In 1999, Michael spent two years training to be a chef in London. It was during this period he became fully aware of a chef with a fearsome temper called Gordon Ramsay, who was building a name as one of the world’s best chefs.
“He had this reputation out there of being this badass chef that no one wants to mess with,” Michael recalls.
“I tried for like a year to work with him for free but no-one could get in there, it was really exclusive.”
When he heard about auditions for Hell’s Kitchen through his in-laws, who worked in the industry, Michael decided this would be his best shot at getting close to Ramsay. He applied and went through a rigorous process of interviews and tests. Eventually, he was told he had made the final 12.

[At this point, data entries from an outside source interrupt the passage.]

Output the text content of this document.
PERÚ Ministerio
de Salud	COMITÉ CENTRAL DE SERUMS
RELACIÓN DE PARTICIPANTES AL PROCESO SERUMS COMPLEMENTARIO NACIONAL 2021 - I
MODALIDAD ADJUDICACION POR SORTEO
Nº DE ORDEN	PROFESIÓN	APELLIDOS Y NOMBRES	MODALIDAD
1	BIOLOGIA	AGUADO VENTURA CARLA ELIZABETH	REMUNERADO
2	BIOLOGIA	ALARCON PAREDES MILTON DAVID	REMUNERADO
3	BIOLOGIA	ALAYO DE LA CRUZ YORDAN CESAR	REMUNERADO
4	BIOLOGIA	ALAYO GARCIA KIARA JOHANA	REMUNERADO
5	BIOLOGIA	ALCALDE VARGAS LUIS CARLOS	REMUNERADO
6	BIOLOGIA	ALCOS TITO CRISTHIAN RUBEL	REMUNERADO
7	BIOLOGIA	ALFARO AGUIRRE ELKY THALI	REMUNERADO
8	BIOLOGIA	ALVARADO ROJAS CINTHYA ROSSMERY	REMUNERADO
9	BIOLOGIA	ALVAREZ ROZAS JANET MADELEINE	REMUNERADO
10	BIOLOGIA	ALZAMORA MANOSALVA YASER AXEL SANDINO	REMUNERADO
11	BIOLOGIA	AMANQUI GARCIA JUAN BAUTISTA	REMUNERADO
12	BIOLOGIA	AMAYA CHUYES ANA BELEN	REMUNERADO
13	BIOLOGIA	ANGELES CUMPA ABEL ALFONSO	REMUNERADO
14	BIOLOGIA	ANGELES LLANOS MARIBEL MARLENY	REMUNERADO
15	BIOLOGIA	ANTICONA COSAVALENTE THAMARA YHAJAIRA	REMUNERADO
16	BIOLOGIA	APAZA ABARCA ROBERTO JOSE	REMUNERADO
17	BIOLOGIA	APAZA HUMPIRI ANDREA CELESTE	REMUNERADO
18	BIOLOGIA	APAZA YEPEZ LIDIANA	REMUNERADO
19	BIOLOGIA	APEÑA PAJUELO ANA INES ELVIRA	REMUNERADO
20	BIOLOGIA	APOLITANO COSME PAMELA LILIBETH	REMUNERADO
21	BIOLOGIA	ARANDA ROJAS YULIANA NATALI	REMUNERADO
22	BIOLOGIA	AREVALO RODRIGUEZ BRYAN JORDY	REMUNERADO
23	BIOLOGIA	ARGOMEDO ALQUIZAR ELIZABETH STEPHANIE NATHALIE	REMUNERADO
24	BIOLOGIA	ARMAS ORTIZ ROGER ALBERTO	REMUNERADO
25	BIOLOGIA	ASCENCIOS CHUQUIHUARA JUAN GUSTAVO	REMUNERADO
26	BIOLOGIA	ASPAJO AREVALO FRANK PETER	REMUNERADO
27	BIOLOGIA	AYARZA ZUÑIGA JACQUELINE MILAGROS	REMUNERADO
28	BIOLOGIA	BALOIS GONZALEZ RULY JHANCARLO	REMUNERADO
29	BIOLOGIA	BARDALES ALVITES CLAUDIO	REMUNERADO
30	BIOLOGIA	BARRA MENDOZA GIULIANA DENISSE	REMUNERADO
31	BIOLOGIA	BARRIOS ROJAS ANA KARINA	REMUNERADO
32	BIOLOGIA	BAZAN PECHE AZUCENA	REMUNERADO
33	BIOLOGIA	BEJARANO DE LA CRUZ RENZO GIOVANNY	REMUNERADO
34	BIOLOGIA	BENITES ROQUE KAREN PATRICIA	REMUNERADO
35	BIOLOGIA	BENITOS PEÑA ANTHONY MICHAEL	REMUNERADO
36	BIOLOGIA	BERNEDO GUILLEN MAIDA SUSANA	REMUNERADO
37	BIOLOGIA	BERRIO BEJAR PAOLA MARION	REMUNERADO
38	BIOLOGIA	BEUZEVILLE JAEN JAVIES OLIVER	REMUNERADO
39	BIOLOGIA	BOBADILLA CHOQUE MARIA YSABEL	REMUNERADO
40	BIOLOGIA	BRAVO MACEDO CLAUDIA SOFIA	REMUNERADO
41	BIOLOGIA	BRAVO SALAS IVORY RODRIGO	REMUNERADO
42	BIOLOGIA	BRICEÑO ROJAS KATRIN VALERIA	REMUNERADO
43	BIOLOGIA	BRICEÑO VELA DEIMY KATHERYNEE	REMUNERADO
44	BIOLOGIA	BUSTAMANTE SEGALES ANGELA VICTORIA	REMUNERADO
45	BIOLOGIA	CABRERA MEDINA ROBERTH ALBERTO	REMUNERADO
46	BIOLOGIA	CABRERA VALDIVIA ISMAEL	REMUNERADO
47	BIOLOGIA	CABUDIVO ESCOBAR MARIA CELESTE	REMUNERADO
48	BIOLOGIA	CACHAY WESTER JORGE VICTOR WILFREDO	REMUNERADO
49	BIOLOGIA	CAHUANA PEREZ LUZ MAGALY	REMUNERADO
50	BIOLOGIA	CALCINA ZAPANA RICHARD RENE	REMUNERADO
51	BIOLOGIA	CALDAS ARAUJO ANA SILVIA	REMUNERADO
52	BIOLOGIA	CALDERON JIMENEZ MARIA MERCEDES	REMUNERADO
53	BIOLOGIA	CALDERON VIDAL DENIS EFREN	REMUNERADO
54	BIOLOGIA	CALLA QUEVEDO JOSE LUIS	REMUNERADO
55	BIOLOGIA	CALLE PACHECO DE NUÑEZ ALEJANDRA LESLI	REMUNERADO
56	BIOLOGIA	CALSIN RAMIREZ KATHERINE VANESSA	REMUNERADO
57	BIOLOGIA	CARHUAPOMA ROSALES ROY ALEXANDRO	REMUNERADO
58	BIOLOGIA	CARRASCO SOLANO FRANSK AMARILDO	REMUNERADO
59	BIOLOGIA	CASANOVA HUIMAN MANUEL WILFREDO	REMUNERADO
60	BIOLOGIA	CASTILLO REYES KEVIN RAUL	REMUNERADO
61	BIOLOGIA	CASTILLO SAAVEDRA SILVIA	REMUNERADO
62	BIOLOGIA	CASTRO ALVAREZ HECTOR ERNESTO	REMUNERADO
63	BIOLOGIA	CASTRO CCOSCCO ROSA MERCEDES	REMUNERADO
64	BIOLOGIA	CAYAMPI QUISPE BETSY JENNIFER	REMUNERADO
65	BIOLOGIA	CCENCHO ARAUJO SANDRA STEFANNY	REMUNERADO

Michael saw the show as a chance to show off his talent and draw on Ramsay’s expertise. But as soon as the cameras started rolling, Michael realised it was going to be tougher than he thought.
He learned that Hell’s Kitchen would be open to the public and one contestant would be eliminated after each service. Cameras would be rolling 24/7, even when they slept.
Image copyright
Fox
Image caption
“He wasn’t chef Ramsay, he was this happy, boisterous kid,” Michael says
“I went into this thinking that I’m going to learn all this great chef stuff from Gordon Ramsay and then I ended up realising I needed to do everything I could to stay on this show to win,” he says.
“I didn’t want to be on national TV and lose.”
But Michael had little to worry about.
Despite Ramsay telling him he had a “palate like a cow’s backside” in the first episode, Michael soon emerged as a frontrunner.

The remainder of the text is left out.